理石平介看着他的样子,缓缓抬起手,放在他的肩膀上:“那就尽力就好了。”
开幕式的演奏声从赛场中传出,悠扬的奏乐带着青春若隐若现的激昂。
北信介手里拿着稻荷崎的牌子,看到了前方的东京,伸出手给身后的同伴打出一个手势,示意大家要进去了。
“兵库县代表队,男子,稻荷崎高校……”
来了。
黑须法宗和大见太郎站在场馆中看着入场的队伍,冠军旗在最前方飘扬,距离太远看不清上面的图案,也看不清那些进场队伍中年轻孩子的面容。

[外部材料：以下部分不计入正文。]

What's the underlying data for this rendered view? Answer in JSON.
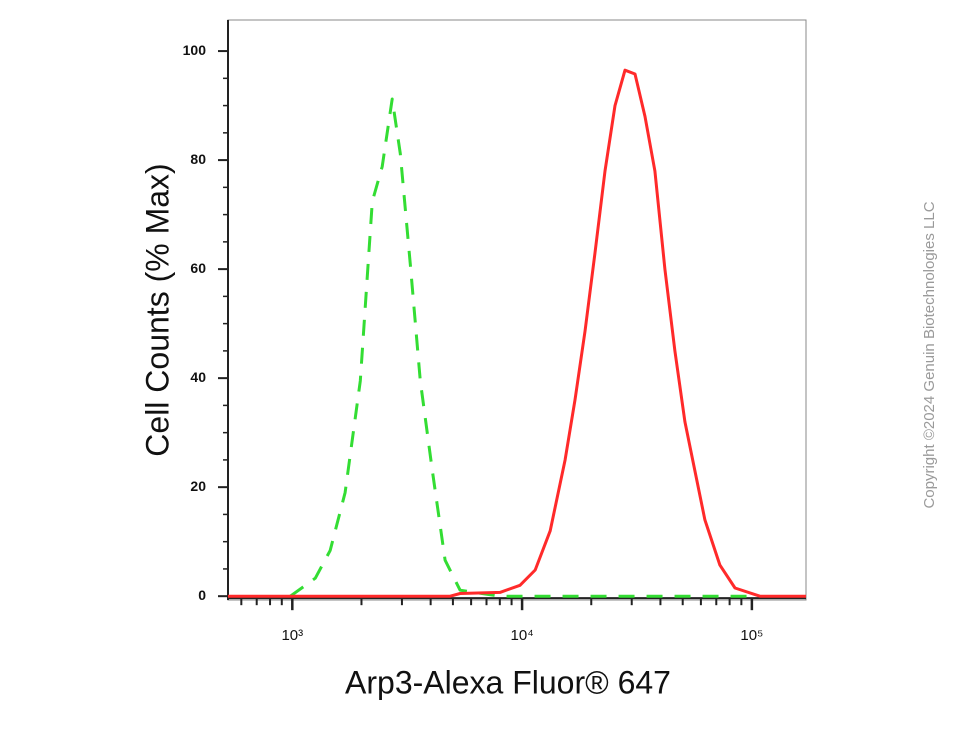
{
  "chart_data": {
    "type": "line",
    "x_label": "Arp3-Alexa Fluor® 647",
    "y_label": "Cell Counts (% Max)",
    "annotation": "Copyright ©2024 Genuin Biotechnologies LLC",
    "xlog": true,
    "xlim": [
      525,
      172000
    ],
    "ylim": [
      -0.7,
      105.7
    ],
    "xticks": [
      {
        "value": 1000,
        "label": "10³"
      },
      {
        "value": 10000,
        "label": "10⁴"
      },
      {
        "value": 100000,
        "label": "10⁵"
      }
    ],
    "xminor_ticks": [
      600,
      700,
      800,
      900,
      2000,
      3000,
      4000,
      5000,
      6000,
      7000,
      8000,
      9000,
      20000,
      30000,
      40000,
      50000,
      60000,
      70000,
      80000,
      90000
    ],
    "yticks": [
      0,
      20,
      40,
      60,
      80,
      100
    ],
    "yminor_ticks": [
      5,
      10,
      15,
      25,
      30,
      35,
      45,
      50,
      55,
      65,
      70,
      75,
      85,
      90,
      95
    ],
    "series": [
      {
        "color": "#33dd33",
        "dashed": true,
        "x": [
          980,
          1259,
          1462,
          1698,
          1977,
          2228,
          2462,
          2722,
          2951,
          3260,
          3606,
          4064,
          4624,
          5375,
          8013,
          21800,
          97900
        ],
        "values": [
          0,
          3.3,
          8.4,
          19,
          39.5,
          72.4,
          78.8,
          91.2,
          81.2,
          61.1,
          39.5,
          23.2,
          6.6,
          1.1,
          0,
          0,
          0
        ]
      },
      {
        "color": "#ff2a2a",
        "dashed": false,
        "x": [
          525,
          4864,
          5375,
          8013,
          9795,
          11400,
          13250,
          15380,
          17000,
          18790,
          20760,
          22950,
          25360,
          28040,
          30990,
          34260,
          37860,
          41850,
          46260,
          51130,
          56510,
          62460,
          72610,
          84420,
          108400,
          172000
        ],
        "values": [
          0,
          0,
          0.5,
          0.7,
          2,
          4.8,
          12,
          25,
          36,
          48.6,
          63,
          78,
          90,
          96.5,
          95.8,
          88,
          78,
          60,
          45,
          32,
          23,
          14,
          5.7,
          1.5,
          0,
          0
        ]
      }
    ]
  }
}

但是他们看到了稻荷崎的队服,在一片彩色中那一抹黑色倒是挺显眼的。
“嗨,黑须!”枭谷的教练暗路健行朝着两人的方向打了声招呼。
大见太郎礼貌地看过去鞠躬,黑须法宗重重地叹了口气,脸上扯起了一丝笑容。
“呵呵呵,好久不见啊。”
“黑须,你看起来又老了,这发际线后移五厘米了吧,哈哈哈哈!”
大见太郎看着黑须法宗脸上难以维持的笑容,又看了看对面看似无意实则有意戳人痛处的枭谷教练,后退一步,把战场交给他们。
“暗路,你还真是一如既往地吵闹啊。”
黑须法宗眯着眼睛看向暗路健行,他对这个上了年纪还像年轻小伙子一样嘿嘿乱叫的老朋友毫无办法。